# No sink pressure



## ChuckDiamond (May 29, 2006)

Since we have moved in the pressure on the kitchen sink for the cold water was very little. Today while messing while turning the on/off under the sink the hot lost pressure as well.

I have visually inspected everything under the sink and I don't see the problem.

No where else in the house is pressure a problem, just the kitchen sink, first cold and now both.

Any ideas on what I should inspect or ideas on what could be wrong.


----------



## Square Eye (May 29, 2006)

Trash in the lines. 

Crushed washers in the water stops or faucet.
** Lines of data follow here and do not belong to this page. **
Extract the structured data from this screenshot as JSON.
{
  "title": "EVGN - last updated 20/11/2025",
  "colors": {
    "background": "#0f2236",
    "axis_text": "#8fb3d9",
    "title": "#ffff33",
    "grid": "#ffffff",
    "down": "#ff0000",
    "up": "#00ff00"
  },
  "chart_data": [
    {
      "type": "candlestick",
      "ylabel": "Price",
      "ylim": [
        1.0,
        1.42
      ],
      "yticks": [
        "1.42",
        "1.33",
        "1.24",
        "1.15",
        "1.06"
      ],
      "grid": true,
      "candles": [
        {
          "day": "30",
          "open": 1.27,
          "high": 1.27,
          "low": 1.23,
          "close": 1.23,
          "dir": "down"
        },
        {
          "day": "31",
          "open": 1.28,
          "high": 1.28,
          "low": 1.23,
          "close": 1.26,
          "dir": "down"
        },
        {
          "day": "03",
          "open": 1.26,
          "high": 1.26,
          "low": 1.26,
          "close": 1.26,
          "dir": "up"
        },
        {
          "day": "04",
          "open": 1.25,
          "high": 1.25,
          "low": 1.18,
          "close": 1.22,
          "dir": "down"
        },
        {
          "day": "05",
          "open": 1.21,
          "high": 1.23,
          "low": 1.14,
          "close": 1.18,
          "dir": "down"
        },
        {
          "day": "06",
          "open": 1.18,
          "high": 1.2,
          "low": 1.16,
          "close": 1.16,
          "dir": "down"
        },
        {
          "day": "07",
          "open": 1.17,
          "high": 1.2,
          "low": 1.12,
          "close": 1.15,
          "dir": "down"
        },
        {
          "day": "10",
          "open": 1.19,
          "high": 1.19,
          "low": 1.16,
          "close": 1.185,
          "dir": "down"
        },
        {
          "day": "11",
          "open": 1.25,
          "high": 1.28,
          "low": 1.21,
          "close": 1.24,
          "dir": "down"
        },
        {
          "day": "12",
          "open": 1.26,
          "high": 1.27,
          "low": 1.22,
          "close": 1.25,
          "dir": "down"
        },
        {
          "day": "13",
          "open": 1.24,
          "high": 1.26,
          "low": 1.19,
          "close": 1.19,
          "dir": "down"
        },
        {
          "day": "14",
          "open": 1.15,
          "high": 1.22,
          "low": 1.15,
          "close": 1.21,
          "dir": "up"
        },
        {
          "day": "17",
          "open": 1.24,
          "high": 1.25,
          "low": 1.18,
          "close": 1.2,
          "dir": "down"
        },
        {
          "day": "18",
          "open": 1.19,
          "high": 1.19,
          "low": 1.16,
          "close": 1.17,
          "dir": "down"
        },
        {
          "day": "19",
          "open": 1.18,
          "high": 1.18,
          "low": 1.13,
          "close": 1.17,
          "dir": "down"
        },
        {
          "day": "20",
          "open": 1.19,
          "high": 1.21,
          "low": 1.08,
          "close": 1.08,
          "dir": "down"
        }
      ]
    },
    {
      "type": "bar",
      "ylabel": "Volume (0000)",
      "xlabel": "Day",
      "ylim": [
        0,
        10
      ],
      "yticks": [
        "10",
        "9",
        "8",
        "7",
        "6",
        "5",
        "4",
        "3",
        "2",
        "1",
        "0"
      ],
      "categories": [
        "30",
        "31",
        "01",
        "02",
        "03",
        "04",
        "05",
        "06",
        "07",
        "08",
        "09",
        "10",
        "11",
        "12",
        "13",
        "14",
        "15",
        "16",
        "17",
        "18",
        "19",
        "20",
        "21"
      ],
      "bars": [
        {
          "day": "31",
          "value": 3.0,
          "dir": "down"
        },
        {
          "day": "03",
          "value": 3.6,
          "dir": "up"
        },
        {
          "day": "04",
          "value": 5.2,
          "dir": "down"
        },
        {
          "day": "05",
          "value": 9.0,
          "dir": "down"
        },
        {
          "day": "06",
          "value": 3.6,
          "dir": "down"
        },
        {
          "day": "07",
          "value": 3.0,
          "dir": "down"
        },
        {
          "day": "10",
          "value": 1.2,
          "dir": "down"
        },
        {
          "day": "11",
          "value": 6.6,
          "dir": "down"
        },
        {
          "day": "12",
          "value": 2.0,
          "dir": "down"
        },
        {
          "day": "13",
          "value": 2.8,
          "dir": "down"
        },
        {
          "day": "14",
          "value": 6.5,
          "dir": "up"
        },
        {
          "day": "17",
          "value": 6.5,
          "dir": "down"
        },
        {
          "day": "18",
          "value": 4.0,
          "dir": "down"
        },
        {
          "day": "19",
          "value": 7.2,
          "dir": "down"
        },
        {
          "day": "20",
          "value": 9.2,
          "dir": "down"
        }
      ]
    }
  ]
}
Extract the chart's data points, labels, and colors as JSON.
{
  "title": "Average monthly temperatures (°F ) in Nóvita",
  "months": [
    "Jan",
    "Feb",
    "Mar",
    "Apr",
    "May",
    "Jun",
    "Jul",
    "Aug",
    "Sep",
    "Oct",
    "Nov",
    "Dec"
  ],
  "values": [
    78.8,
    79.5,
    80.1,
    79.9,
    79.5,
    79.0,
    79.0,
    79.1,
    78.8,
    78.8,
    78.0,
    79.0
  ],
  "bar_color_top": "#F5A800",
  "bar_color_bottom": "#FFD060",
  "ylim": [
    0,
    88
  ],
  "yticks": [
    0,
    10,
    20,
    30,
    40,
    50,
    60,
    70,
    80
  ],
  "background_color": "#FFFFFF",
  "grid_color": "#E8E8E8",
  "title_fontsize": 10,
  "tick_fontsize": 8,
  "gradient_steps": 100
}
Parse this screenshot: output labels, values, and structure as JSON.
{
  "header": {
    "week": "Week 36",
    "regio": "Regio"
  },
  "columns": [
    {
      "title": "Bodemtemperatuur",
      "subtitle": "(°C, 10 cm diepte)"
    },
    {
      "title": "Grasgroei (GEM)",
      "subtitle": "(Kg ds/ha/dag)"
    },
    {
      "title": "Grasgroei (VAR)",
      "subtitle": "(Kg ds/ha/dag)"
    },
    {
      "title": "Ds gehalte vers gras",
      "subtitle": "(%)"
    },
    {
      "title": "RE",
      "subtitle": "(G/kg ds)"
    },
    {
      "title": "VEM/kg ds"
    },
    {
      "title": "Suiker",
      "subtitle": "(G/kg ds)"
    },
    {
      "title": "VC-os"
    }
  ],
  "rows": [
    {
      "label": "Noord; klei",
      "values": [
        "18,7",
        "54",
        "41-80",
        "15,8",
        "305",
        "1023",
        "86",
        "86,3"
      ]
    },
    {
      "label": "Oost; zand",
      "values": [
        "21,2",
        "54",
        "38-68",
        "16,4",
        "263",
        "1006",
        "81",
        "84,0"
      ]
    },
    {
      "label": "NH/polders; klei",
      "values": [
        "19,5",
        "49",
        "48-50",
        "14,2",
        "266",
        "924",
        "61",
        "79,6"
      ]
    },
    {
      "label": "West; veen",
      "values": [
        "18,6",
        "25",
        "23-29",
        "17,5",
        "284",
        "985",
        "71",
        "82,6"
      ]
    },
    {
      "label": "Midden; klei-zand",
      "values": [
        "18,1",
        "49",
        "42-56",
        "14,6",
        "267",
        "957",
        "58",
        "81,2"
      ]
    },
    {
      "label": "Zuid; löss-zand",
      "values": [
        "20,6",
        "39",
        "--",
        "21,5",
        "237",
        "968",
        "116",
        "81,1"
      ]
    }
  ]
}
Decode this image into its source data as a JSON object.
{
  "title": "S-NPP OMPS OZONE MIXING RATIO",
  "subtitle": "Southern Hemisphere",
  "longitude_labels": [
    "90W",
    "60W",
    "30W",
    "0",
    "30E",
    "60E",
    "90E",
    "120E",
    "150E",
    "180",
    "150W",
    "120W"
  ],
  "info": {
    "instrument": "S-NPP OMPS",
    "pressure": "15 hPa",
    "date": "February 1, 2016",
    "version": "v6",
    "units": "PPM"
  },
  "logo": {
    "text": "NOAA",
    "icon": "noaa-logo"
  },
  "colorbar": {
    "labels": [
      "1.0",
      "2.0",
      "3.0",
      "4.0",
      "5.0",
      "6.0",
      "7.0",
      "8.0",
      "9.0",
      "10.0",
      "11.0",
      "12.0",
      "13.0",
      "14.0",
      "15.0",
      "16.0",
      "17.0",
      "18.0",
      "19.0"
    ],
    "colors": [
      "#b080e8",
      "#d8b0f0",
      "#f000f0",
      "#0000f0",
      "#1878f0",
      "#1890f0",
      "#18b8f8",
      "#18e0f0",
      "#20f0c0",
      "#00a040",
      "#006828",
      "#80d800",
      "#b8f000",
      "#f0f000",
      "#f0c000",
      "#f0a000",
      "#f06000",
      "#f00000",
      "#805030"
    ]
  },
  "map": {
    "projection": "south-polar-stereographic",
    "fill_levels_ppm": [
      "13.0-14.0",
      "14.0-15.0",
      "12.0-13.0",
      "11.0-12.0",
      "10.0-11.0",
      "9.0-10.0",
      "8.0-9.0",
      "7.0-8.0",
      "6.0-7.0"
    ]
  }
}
I ain't no plumber, This is what I've had go wrong in my home though.


----------



## TxBuilder (Jun 5, 2006)

Also unscrew the screen and check for dirt there.


----------



## glennjanie (Jun 5, 2006)

Hi Chuck:
They are both correct. The neoprene wasers in your stops under the sink will disenergrate and the stops are made so cheap about all you can do is replace both of them. Also, when those washers disentergrated they went straight to the water flow limiter (the screen on your faucet) and stopped it up. So, You may need to turn the water off at your main valve or at the water meter and change out the stops under the sink, remove the screen and the plastic piece above it (make sure you don't lose the gasket),pay particular attention to the order of things in the screen assembly so you put them back in the same order. After you remove the screen and replace the stops turn your hot and cold water on for a minute to blow all the trash out before you replace the screen. There is a company that makes an all brass stop (no washers) that turns off in a quarter turn and will last the rest of my life. You won't find them at the big box store; it has to be a regular plumbing supply house.
Glenn


----------